Chief D’Amico explained how a foundation of ignorance can escalate into acts of discrimination or violence, and that education is the key to breaking down stereotypes about different groups of people.
Explaining the law enforcement perspective, investigations of potential bias incidents are based on three factors – recognizing, responding and reporting.
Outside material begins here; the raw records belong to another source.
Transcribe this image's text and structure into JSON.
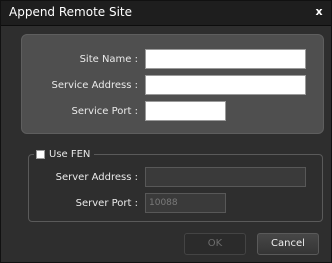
{
  "window": {
    "title": "Append Remote Site",
    "close_glyph": "x"
  },
  "site": {
    "site_name_label": "Site Name :",
    "site_name_value": "",
    "service_address_label": "Service Address :",
    "service_address_value": "",
    "service_port_label": "Service Port :",
    "service_port_value": ""
  },
  "fen": {
    "checkbox_label": "Use FEN",
    "checked": false,
    "server_address_label": "Server Address :",
    "server_address_value": "",
    "server_port_label": "Server Port :",
    "server_port_value": "10088"
  },
  "buttons": {
    "ok_label": "OK",
    "cancel_label": "Cancel"
  }
}
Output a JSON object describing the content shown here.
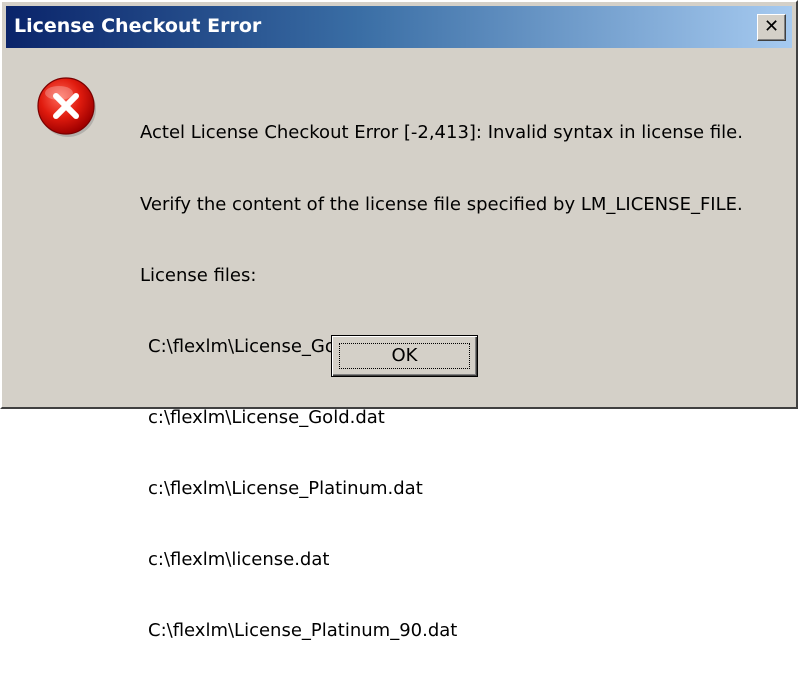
{
  "window": {
    "title": "License Checkout Error",
    "close_glyph": "✕"
  },
  "icon": {
    "name": "error-icon",
    "color": "#cc0000"
  },
  "message": {
    "line1": "Actel License Checkout Error [-2,413]: Invalid syntax in license file.",
    "line2": "Verify the content of the license file specified by LM_LICENSE_FILE.",
    "line3": "License files:",
    "files": [
      "C:\\flexlm\\License_Gold_new.dat",
      "c:\\flexlm\\License_Gold.dat",
      "c:\\flexlm\\License_Platinum.dat",
      "c:\\flexlm\\license.dat",
      "C:\\flexlm\\License_Platinum_90.dat"
    ]
  },
  "buttons": {
    "ok_label": "OK"
  },
  "colors": {
    "dialog_bg": "#d4d0c8",
    "titlebar_start": "#0a246a",
    "titlebar_end": "#a6caf0"
  }
}
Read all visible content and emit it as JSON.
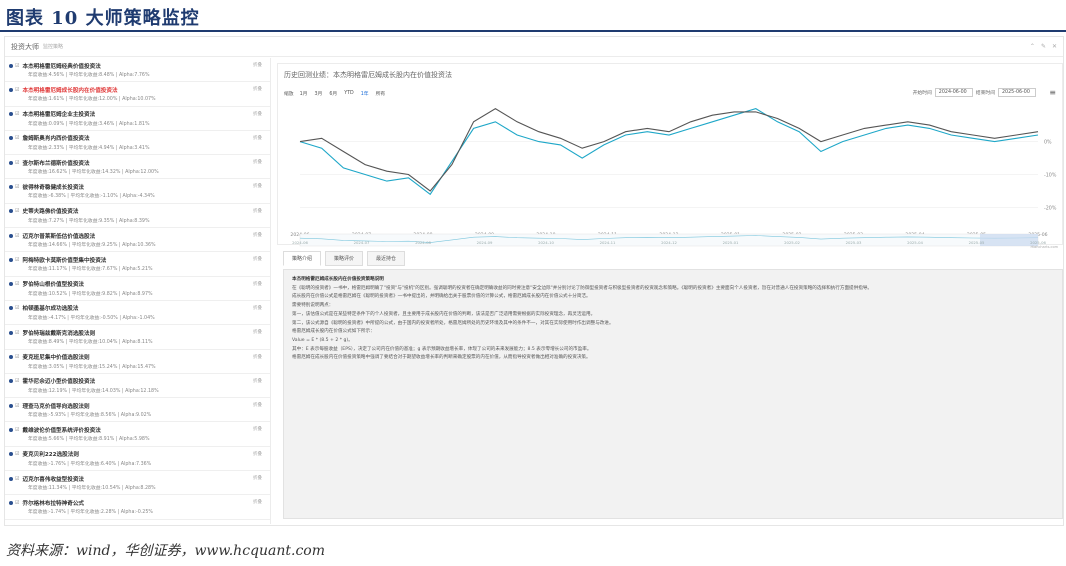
{
  "figure": {
    "title": "图表 10   大师策略监控",
    "source": "资料来源：wind，华创证券，www.hcquant.com"
  },
  "app": {
    "title": "投资大师",
    "subtitle": "监控策略"
  },
  "sidebar": {
    "items": [
      {
        "name": "本杰明格雷厄姆经典价值投资法",
        "tag": "折叠",
        "meta": "年度收益:4.56% | 平均年化收益:8.48% | Alpha:7.76%",
        "active": false
      },
      {
        "name": "本杰明格雷厄姆成长股内在价值投资法",
        "tag": "折叠",
        "meta": "年度收益:1.61% | 平均年化收益:12.00% | Alpha:10.07%",
        "active": true
      },
      {
        "name": "本杰明格雷厄姆企业主投资法",
        "tag": "折叠",
        "meta": "年度收益:0.09% | 平均年化收益:3.46% | Alpha:1.81%",
        "active": false
      },
      {
        "name": "詹姆斯奥肖内西价值投资法",
        "tag": "折叠",
        "meta": "年度收益:2.33% | 平均年化收益:4.94% | Alpha:3.41%",
        "active": false
      },
      {
        "name": "查尔斯布兰德斯价值投资法",
        "tag": "折叠",
        "meta": "年度收益:16.62% | 平均年化收益:14.32% | Alpha:12.00%",
        "active": false
      },
      {
        "name": "彼得林奇稳健成长投资法",
        "tag": "折叠",
        "meta": "年度收益:-6.38% | 平均年化收益:-1.10% | Alpha:-4.34%",
        "active": false
      },
      {
        "name": "史蒂夫路佛价值投资法",
        "tag": "折叠",
        "meta": "年度收益:7.27% | 平均年化收益:9.35% | Alpha:8.39%",
        "active": false
      },
      {
        "name": "迈克尔普莱斯低估价值选股法",
        "tag": "折叠",
        "meta": "年度收益:14.66% | 平均年化收益:9.25% | Alpha:10.36%",
        "active": false
      },
      {
        "name": "阿梅特欧卡莫斯价值型集中投资法",
        "tag": "折叠",
        "meta": "年度收益:11.17% | 平均年化收益:7.67% | Alpha:5.21%",
        "active": false
      },
      {
        "name": "罗伯特山根价值型投资法",
        "tag": "折叠",
        "meta": "年度收益:10.52% | 平均年化收益:9.82% | Alpha:8.97%",
        "active": false
      },
      {
        "name": "柏顿墨基尔成功选股法",
        "tag": "折叠",
        "meta": "年度收益:-4.17% | 平均年化收益:-0.50% | Alpha:-1.04%",
        "active": false
      },
      {
        "name": "罗伯特瑞兹戴斯克消选股法则",
        "tag": "折叠",
        "meta": "年度收益:8.49% | 平均年化收益:10.04% | Alpha:8.11%",
        "active": false
      },
      {
        "name": "麦克班尼集中价值选股法则",
        "tag": "折叠",
        "meta": "年度收益:3.05% | 平均年化收益:15.24% | Alpha:15.47%",
        "active": false
      },
      {
        "name": "霍华尼佘迈小型价值股投资法",
        "tag": "折叠",
        "meta": "年度收益:12.19% | 平均年化收益:14.03% | Alpha:12.18%",
        "active": false
      },
      {
        "name": "理查马克价值导向选股法则",
        "tag": "折叠",
        "meta": "年度收益:-5.93% | 平均年化收益:8.56% | Alpha:9.02%",
        "active": false
      },
      {
        "name": "戴维波伦价值型系统评价投资法",
        "tag": "折叠",
        "meta": "年度收益:5.66% | 平均年化收益:8.91% | Alpha:5.98%",
        "active": false
      },
      {
        "name": "麦克贝利222选股法则",
        "tag": "折叠",
        "meta": "年度收益:-1.76% | 平均年化收益:6.40% | Alpha:7.36%",
        "active": false
      },
      {
        "name": "迈克尔喜伟收益型投资法",
        "tag": "折叠",
        "meta": "年度收益:11.34% | 平均年化收益:10.54% | Alpha:8.28%",
        "active": false
      },
      {
        "name": "乔尔格林布拉特神奇公式",
        "tag": "折叠",
        "meta": "年度收益:-1.74% | 平均年化收益:2.28% | Alpha:-0.25%",
        "active": false
      }
    ]
  },
  "chart_panel": {
    "title": "历史回测业绩：本杰明格雷厄姆成长股内在价值投资法",
    "zoom_label": "缩放",
    "zoom_options": [
      "1月",
      "3月",
      "6月",
      "YTD",
      "1年",
      "所有"
    ],
    "zoom_selected": "1年",
    "start_label": "开始时间",
    "start_value": "2024-06-00",
    "end_label": "结束时间",
    "end_value": "2025-06-00"
  },
  "chart_data": {
    "type": "line",
    "x": [
      "2024-06",
      "2024-07",
      "2024-08",
      "2024-09",
      "2024-10",
      "2024-11",
      "2024-12",
      "2025-01",
      "2025-02",
      "2025-03",
      "2025-04",
      "2025-05",
      "2025-06"
    ],
    "y_tick_labels": [
      "0%",
      "-10%",
      "-20%"
    ],
    "ylim": [
      -25,
      12
    ],
    "series": [
      {
        "color": "#1ea7c8",
        "values": [
          0,
          -2,
          -8,
          -10,
          -12,
          -11,
          -16,
          -6,
          4,
          6,
          2,
          0,
          -1,
          -5,
          -1,
          2,
          3,
          2,
          4,
          6,
          8,
          10,
          6,
          3,
          -3,
          0,
          2,
          4,
          5,
          4,
          2,
          1,
          0,
          1,
          2
        ]
      },
      {
        "color": "#555555",
        "values": [
          0,
          1,
          -3,
          -7,
          -9,
          -10,
          -15,
          -7,
          6,
          10,
          6,
          3,
          1,
          -2,
          0,
          3,
          4,
          3,
          6,
          8,
          9,
          9,
          7,
          4,
          0,
          2,
          4,
          5,
          6,
          5,
          3,
          2,
          1,
          2,
          3
        ]
      }
    ],
    "navigator_x_labels": [
      "2024-06",
      "2024-07",
      "2024-08",
      "2024-09",
      "2024-10",
      "2024-11",
      "2024-12",
      "2025-01",
      "2025-02",
      "2025-03",
      "2025-04",
      "2025-05",
      "2025-06"
    ],
    "credit": "Highcharts.com"
  },
  "tabs": {
    "items": [
      "策略介绍",
      "策略评价",
      "最近持仓"
    ],
    "selected": 0
  },
  "description": {
    "heading": "本杰明格雷厄姆成长股内在价值投资策略说明",
    "paragraphs": [
      "在《聪明的投资者》一书中，格雷厄姆明确了\"投资\"与\"投机\"的区别。强调聪明的投资者在确定明确收益的同时要注意\"安全边际\"并分别讨论了防御型投资者与积极型投资者的投资观念和策略。《聪明的投资者》主要面向个人投资者，旨在对普通人在投资策略的选择和执行方面提供指导。",
      "成长股内在价值公式是格雷厄姆在《聪明的投资者》一书中提出的，并明确给出关于股票价值的计算公式，格雷厄姆成长股内在价值公式十分简洁。",
      "需要特别说明两点：",
      "第一，该估值公式是在某些特定条件下的个人投资者，且主要用于成长股内在价值的判断，该法是否广泛适用需要根据的实际投资理念，再灵活运用。",
      "第二，该公式源自《聪明的投资者》中所提的公式，由于国内的投资者所处，格雷厄姆所处的历史环境及其中的条件不一，对其在实际使用时作出调整与改进。",
      "格雷厄姆成长股内在价值公式如下所示：",
      "Value = E * (8.5 + 2 * g)。",
      "其中：E 表示每股收益（EPS），决定了公司内在价值的基准；g 表示预期收益增长率，体现了公司的未来发展能力；8.5 表示零增长公司的市盈率。",
      "格雷厄姆在成长股内在价值投资策略中强调了要结合对于期望收益增长率的判断来确定股票的内在价值，从而指导投资者做出相对准确的投资决策。"
    ]
  }
}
Supervising Assistant Prosecutor Samantha DeNegri explained the importance of educating our youth regarding bias crimes and incidents. She urged the public not to overlook and to report bias behavior to the proper authorities.
While not every circumstance may rise to the level of a bias incident or crime, they may be harassment, criminal mischief, or other infractions.
A majority of reported bias incidents involve juveniles, said Detective Supervisor LaGuerre. Reports of bias incidents have increased due to the rise of online activity during the COVID-19 emergency.
The Morris County Prosecutor’s Office has taken a preventative approach, holding assemblies at schools and virtually to educate students on the importance of exercising good judgment when it comes to what you post online or share with friends.
Detective Supervisor LaGuerre welcomed school administrators to reach out to his office if they had any questions or wished to host educational programs for their students.
Panelists took numerous questions from the public on the role that municipal departments play, whether a bias incident could be based on politics, law enforcement training to recognize potential bias crimes and other topics.
“What we encourage the young people to do is speak up. I have seen the new generations display such courage to challenge offensive conduct or statements," Acting Prosecutor Carroll said. "In athletics, it can be said in the course of good sportsmanship, or perhaps in the course of simply a dialogue. If someone says something off-color or offensive, stand up and say to that person, not necessarily in a counter-insulting way, but make it clear '… we don’t appreciate that.' It will make a difference.”
“Especially during these unprecedented and challenging times, the Morris County Prosecutor’s Office will continue to work with our law enforcement and community partners to ensure that every resident feels welcome and safe in Morris County.”